司法リスクと候補一本化だけに固執する大統領選挙は正常か

Posted May. 06, 2025 09:46,   

Updated May. 06, 2025 09:46


6・3大統領選挙が4週間後に迫った。今週末には候補登録が行われるが、最大野党「共に民主党」の李在明(イ・ジェミョン)候補の「司法リスク」、与党「国民の力」の金文洙(キム・ムンス)候補と韓悳洙(ハン・ドクス)前首相との「候補一本化」問題が、全ての大統領選のイシューを吸い込んでいる。反憲法的な戒厳、大統領罷免によって行われる早期大統領選であるにもかかわらず、どのように国を正常化し、未来に進むのかについての議論やビジョンの対決は影を潜め、世論調査1位候補の裁判問題、公党が選出した候補と党外の候補との間の一本化問題にばかり夢中になっているのだ。

これは、ただ大統領の座を掴むことだけに没頭してきた政界が招いた面が大きい。「国民の力」は、予備選の時から韓氏の出馬を既成事実として受け止め、候補が選出されるとすぐ一本化局面へと移行しようとしている。しかし、いざ同党の大統領候補に選出された金氏が韓氏との一本化に消極的な態度に転じたため、不協和音が生じているのだ。韓氏の突然の出馬による一本化問題で、争いの罠にかかるのではないかという懸念が現実となったのだ。両氏は地方訪問も政策発表も後回しにしている。

迅速な一本化の可能性が遠のくと、「国民の力」の議員らは5日夕方に緊急議員総会を開き、金氏に一本化を迫り、「韓悳洙であれ金悳洙であれ、無条件で合体して勝とう」と言っていた金氏がこれに公然と反発するなど神経戦は当分続きそうだ。

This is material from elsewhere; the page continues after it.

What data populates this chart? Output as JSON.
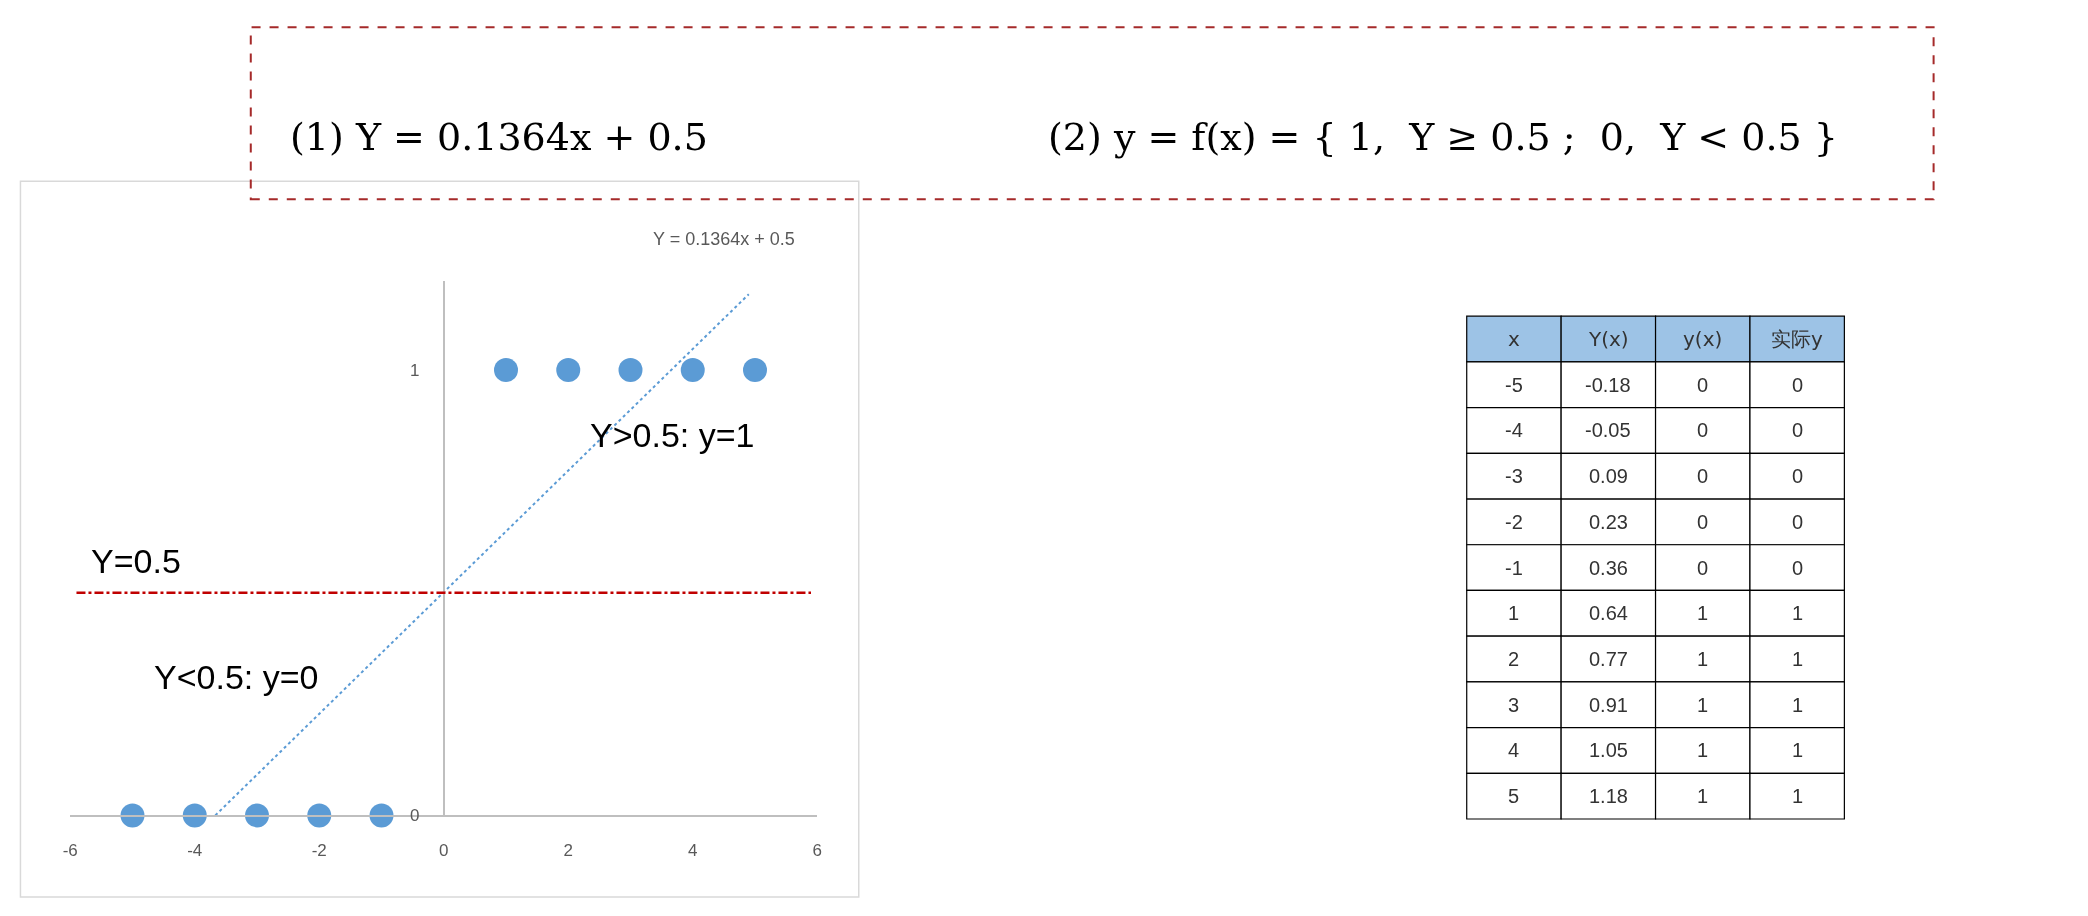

民主党も、李氏の公職選挙法違反の疑いに対する大法院(最高裁)の無罪判決の破棄、審理の差し戻し後、司法府と全面対決する構えだ。党選対委は、「公式選挙運動開始日である12日以降に予定されている公職選挙法破棄差し戻し審(2審)など5つの裁判を、選挙日以降に延期せよ」と要求した。大法院が11日までに約束しなければ、大法院長らの弾劾に踏み切ると主張した。大法院が1日に李氏に対する有罪趣旨の判決を下して以降、司法府に対して超強硬姿勢を続けているのだ。

大法院が上告審(3審)を34日で結論づけたことも、ソウル高裁が破棄差し戻し審(2審)の期日を急いで決めたことも、前例のないことだ。これは民主党が「事実上の選挙妨害」と言う根拠となった。しかし、その背景には、1審裁判が2年2ヵ月もかかるなど、裁判長期化の間、李氏が書類受付の回避と思われる行動や何度も出廷を拒否するなど、裁判を遅らせた面がある。

このように選挙がとんでもない方向に流れていく時、被害はすべて有権者が受けることになる。候補が一本化と司法リスクの沼に陥ったため、有権者は彼らの約束とビジョンを記憶することができない。また、その約束が実現可能なものなのか検証する時間も十分にない。安易に選んで後悔するということが繰り返されてはならない。